On October 28, 2021, the American social media Facebook (Facebook) announced that the platform brand will be partially renamed “Meta”, opening a new trend of “Metaverse”. Metaverse is expected to integrate social, gaming, tourism, exhibition, education, office and other scenarios into the future ecological landscape. People can use virtual hosts, VR, AR and other smart devices to complete and communicate with each other through touch, sound, gestures and even neural signals. The deep interaction of the virtual world makes the “virtual” more “real”.
PwC estimate virtual reality (VR) and augmented reality (AR) can bring net economic benefits of $1.5 trillion by 2030. But where did PwC get that number from? As you can imagine, estimating the potential impacts of new technologies like VR and AR is tricky and uncertain. The task is even more difficult when these technologies are expected to develop rapidly and become more deeply ingrained in our everyday lives. But PwC feel it’s important to highlight the potential in a way that give they clients the facts to build a business case to act – and that starts with a robust methodology.
PwC approach was split into three key stages
1. Identify VR/AR use cases
PwC first talked with VR/AR experts in the field to identify a list of use cases for these technologies that could realistically be implemented by 2030. We then reduced this to focus on the applications that are expected to have the largest impacts on the global economy. At this stage we quickly realised just how transformative VR and AR can be in a number of contexts, from education and training right through to enhancing consumer experiences in the video gaming industry.
2. Quantify productivity uplift
PwC used a range of sources and techniques to estimate the potential productivity uplift for each use case. This meant drawing on existing research on their adoption and associated productivity increases, forecasts from research conducted by ABI Research, and our own analysis to estimate productivity changes. It soon became clear the impacts these technologies could have were going to be substantial.
To help put some of this into perspective, take an example of VR/AR applications in the global healthcare industry. In 2018, the global healthcare expenditure totalled around $7.7 trillion. So just imagine if VR and AR technologies could increase productivity levels and reduce costs by even 0.5 percent. VR and AR can help diagnose patients more efficiently and ensure higher success rates in surgical procedures. Already that would be a direct impact of $385 billion on the global economy!
One of the central parts to PwC analysis is the use of an ‘S-shaped’ adoption curve, credited to Pierre-François Verhulst in 1838. It assumes that a society’s adoption of new ideas and technologies can be slow in early years until it reaches a “tipping point” and adoption rates then rapidly increase. We developed individual adoption curves for each country which was dependent on how fast they adopted new technologies historically as well as their current level of VR and AR maturity. You can see an illustrative graph below, which highlights each stage of adoption.

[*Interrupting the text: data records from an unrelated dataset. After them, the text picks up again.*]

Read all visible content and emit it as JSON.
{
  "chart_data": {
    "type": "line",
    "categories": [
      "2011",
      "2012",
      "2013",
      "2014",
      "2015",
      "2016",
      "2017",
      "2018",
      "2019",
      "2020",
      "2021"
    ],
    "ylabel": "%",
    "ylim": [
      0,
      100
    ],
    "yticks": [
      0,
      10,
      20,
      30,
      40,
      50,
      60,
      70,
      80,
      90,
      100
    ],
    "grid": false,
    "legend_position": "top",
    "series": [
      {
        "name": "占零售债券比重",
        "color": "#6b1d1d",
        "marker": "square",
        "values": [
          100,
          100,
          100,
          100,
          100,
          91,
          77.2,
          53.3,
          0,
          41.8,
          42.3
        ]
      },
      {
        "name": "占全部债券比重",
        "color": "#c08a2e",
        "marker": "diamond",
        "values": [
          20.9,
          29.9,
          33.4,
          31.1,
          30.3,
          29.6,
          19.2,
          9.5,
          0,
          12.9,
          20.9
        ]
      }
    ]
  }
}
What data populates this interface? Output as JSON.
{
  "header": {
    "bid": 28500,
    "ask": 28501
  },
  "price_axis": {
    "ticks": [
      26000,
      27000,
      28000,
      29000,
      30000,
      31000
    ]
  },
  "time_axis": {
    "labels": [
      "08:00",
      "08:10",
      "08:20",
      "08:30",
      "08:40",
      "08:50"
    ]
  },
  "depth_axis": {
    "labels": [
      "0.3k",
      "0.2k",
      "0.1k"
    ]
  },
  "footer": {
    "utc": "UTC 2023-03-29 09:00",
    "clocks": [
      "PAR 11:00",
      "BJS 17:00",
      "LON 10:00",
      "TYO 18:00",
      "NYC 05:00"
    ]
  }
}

Illustration of the ‘s-curve’ adoption model
3. Run our findings through a dynamic economic model
The final step was to incorporate all of this information into a global dynamic computable general equilibrium (CGE) model. This model captures not only the direct potential economic impact of VR/AR, but also their knock-on impacts across economies and the globe. It does so by simulating how households, businesses and governments interact with one another given our various technology use cases. This is a similar model we used for our other groundbreaking studies, such as ‘Sizing the prize: What’s the real value of AI for your business and how can you capitalise?” and is an approach we have a lot of trust in.
This type of model isn’t just unique to PwC – it’s widely used in policy-making as it offers a highly credible approach to simulating policy changes and the likely impact on economies.